The regulations written up by the Department of Health, Department of Food & Agriculture and the new Bureau of Cannabis Control governing the legal marijuana market are to officially launch on January 1, 2018.
Yet, the regulations do not include a limit on the number of licenses a grower can hold nor the total acreage to farm. This has ignited concerns that agricultural business can overpower local growers and take over the market.
“Frankly, this could be a catastrophe,” Hezekiah Allen, executive director of the California Growers Association said in an interview, “It creates a clear cut-and-dried advantage based on how much money a business has”.

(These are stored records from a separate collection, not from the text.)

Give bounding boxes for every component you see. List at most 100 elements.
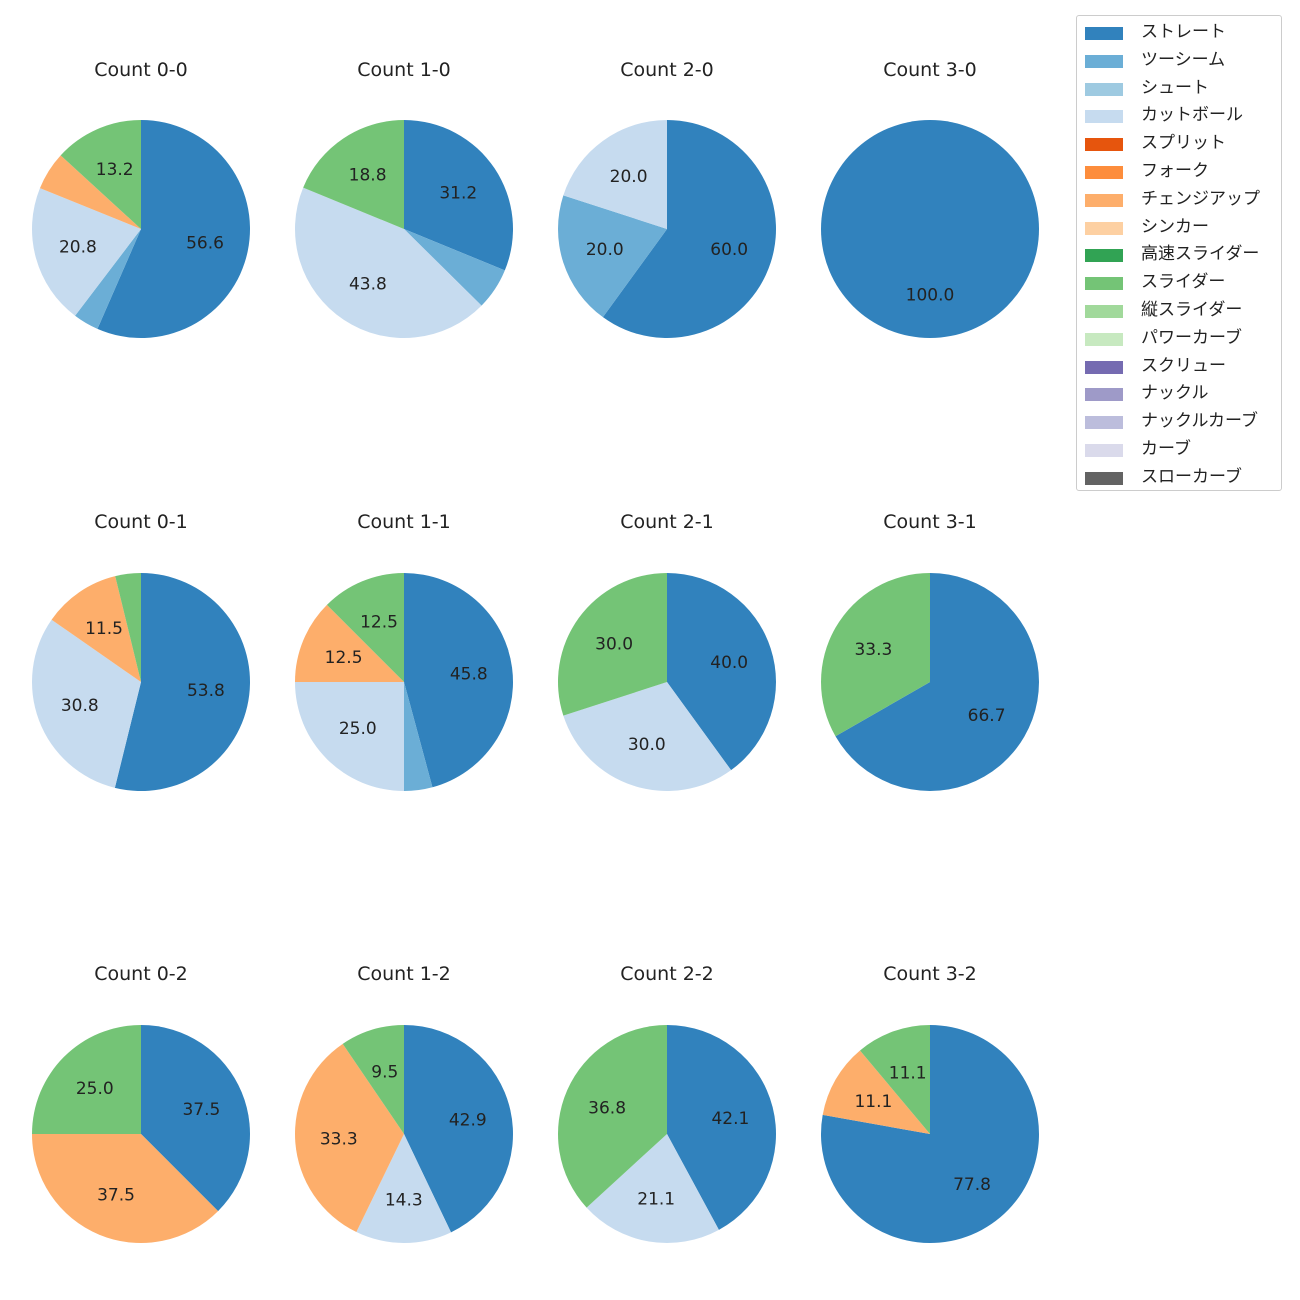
pie-title: Count 3-1	[883, 511, 977, 533]
pie-slice	[356, 1134, 452, 1243]
slice-label: 20.0	[586, 240, 624, 260]
pie-title: Count 1-0	[357, 59, 451, 81]
pie-slice	[602, 120, 776, 338]
pie-slice	[557, 195, 667, 318]
slice-label: 20.0	[610, 167, 648, 187]
slice-label: 42.1	[711, 1109, 749, 1129]
slice-label: 30.0	[628, 735, 666, 755]
legend-label: スライダー	[1141, 272, 1226, 293]
legend-item: スプリット	[1077, 129, 1281, 157]
pie-slice	[563, 120, 667, 229]
slice-label: 77.8	[953, 1175, 991, 1195]
pie-slice	[558, 572, 667, 716]
legend-swatch	[1085, 443, 1123, 457]
pie-slice	[586, 1134, 719, 1243]
slice-label: 21.1	[637, 1190, 675, 1210]
legend-item: 高速スライダー	[1077, 240, 1281, 268]
pie-slice	[404, 1025, 513, 1233]
pie-chart: Count 2-0 60.0 20.0 20.0	[557, 59, 776, 338]
slice-label: 43.8	[349, 275, 387, 295]
legend-swatch	[1085, 138, 1123, 152]
slice-label: 25.0	[76, 1079, 114, 1099]
slice-label: 30.8	[61, 696, 99, 716]
slice-label: 12.5	[325, 648, 363, 668]
legend-swatch	[1085, 193, 1123, 207]
legend-label: ストレート	[1141, 22, 1226, 42]
pie-slice	[51, 576, 142, 682]
pie-chart: Count 0-2 37.5 37.5 25.0	[31, 963, 250, 1244]
pie-slice	[822, 1050, 930, 1134]
slice-label: 42.9	[449, 1111, 487, 1131]
legend-item: フォーク	[1077, 157, 1281, 185]
slice-label: 37.5	[182, 1100, 220, 1120]
pie-slice	[404, 120, 513, 271]
legend-swatch	[1085, 304, 1123, 318]
slice-label: 20.8	[59, 237, 97, 257]
legend-label: ナックル	[1141, 383, 1209, 404]
pie-slice	[295, 682, 404, 791]
legend-label: 縦スライダー	[1141, 299, 1243, 320]
pie-slice	[667, 1025, 776, 1230]
pie-chart: Count 1-2 42.9 14.3 33.3 9.5	[295, 963, 513, 1243]
pie-slice	[835, 573, 1039, 791]
slice-label: 11.1	[889, 1064, 927, 1084]
legend-label: スプリット	[1141, 133, 1226, 154]
pie-slice	[32, 1025, 141, 1134]
slice-label: 11.1	[854, 1092, 892, 1112]
slice-label: 33.3	[320, 1130, 358, 1150]
slice-label: 25.0	[339, 719, 377, 739]
legend-swatch	[1085, 471, 1123, 485]
pie-title: Count 1-2	[357, 963, 451, 985]
legend-label: カーブ	[1141, 438, 1191, 459]
slice-label: 13.2	[96, 160, 134, 180]
pie-title: Count 2-0	[620, 59, 714, 81]
legend-label: フォーク	[1141, 160, 1209, 181]
pie-title: Count 2-2	[620, 963, 714, 985]
slice-label: 9.5	[371, 1063, 398, 1083]
pie-slice	[295, 604, 404, 682]
legend-swatch	[1085, 54, 1123, 68]
legend-item: ナックル	[1077, 379, 1281, 407]
legend-item: スライダー	[1077, 268, 1281, 296]
pie-slice	[114, 573, 251, 791]
pie-slice	[859, 1025, 930, 1134]
pie-chart: Count 2-1 40.0 30.0 30.0	[558, 511, 776, 792]
legend-swatch	[1085, 332, 1123, 346]
legend-label: 高速スライダー	[1141, 244, 1260, 265]
legend-label: カットボール	[1141, 105, 1243, 126]
slice-label: 33.3	[854, 640, 892, 660]
legend: ストレート ツーシーム シュート カットボール スプリット フォーク チェンジアップ シンカー…	[1076, 15, 1282, 491]
pie-slice	[667, 572, 776, 771]
legend-item: スローカーブ	[1077, 463, 1281, 491]
legend-item: パワーカーブ	[1077, 324, 1281, 352]
legend-item: チェンジアップ	[1077, 185, 1281, 213]
legend-item: 縦スライダー	[1077, 296, 1281, 324]
pie-slice	[31, 1134, 219, 1244]
slice-label: 66.7	[968, 706, 1006, 726]
pie-title: Count 0-1	[94, 511, 188, 533]
pie-title: Count 2-1	[620, 511, 714, 533]
pie-chart: Count 1-0 31.2 43.8 18.8	[295, 59, 513, 338]
legend-item: ストレート	[1077, 18, 1281, 46]
pie-chart: Count 2-2 42.1 21.1 36.8	[558, 963, 776, 1243]
legend-swatch	[1085, 110, 1123, 124]
slice-label: 100.0	[906, 285, 955, 305]
legend-item: スクリュー	[1077, 352, 1281, 380]
legend-label: シュート	[1141, 77, 1209, 98]
pie-chart: Count 1-1 45.8 25.0 12.5 12.5	[295, 511, 514, 791]
pie-title: Count 3-0	[883, 59, 977, 81]
legend-label: ナックルカーブ	[1141, 411, 1258, 432]
legend-item: カーブ	[1077, 435, 1281, 463]
legend-label: パワーカーブ	[1141, 327, 1242, 348]
pie-slice	[303, 119, 404, 229]
pie-title: Count 0-0	[94, 59, 188, 81]
legend-item: シュート	[1077, 74, 1281, 102]
legend-label: スクリュー	[1141, 355, 1226, 376]
slice-label: 40.0	[710, 653, 748, 673]
pie-slice	[141, 1025, 250, 1212]
legend-swatch	[1085, 360, 1123, 374]
pie-slice	[558, 1025, 667, 1208]
slice-label: 18.8	[349, 166, 387, 186]
pie-slice	[342, 1025, 404, 1134]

State Senator Scott Wiener stated, “By not limiting the amount of land that can be cultivated by any one operation, we are basically inviting mega industrial-scale operations into the state. It will squeeze out the small farmers that have been at the forefront of the industry for many, many years”.
Oakland city officials are in the process of reviewing over two hundred and fifty applications for those trying to obtain permits to operate cultivation, distribution or retail outlets. Oakland’s law specifies half of all permits will be given to those that qualify for the city’s Equity Permit Program. Those that qualify for the program include those with a conviction of a marijuana-related offense, an income lower than 80 percent of the city average, or resided 10 years in an Oakland neighborhood with a high number of marijuana arrests. Of the two hundred and fifty-five applications, one hundred and twenty-nine are from equity applicants.
But the equity program is meeting with some dissent from the industry. Robert Selna, an
attorney who represents cannabis enterprises, said in an interview that, “The city is choosing winners and losers. If you are an equity applicant…you’re a winner”.
San Francisco is also fighting marijuana legalization. The plans by a company with dispensaries in the city’s Castro, Marina and SoMa districts was to open one in the Sunset neighborhood, but the Board of Supervisors filed an appeal against the company. Also, San Francisco’s transit system will not allow marijuana adds from its stations and trains.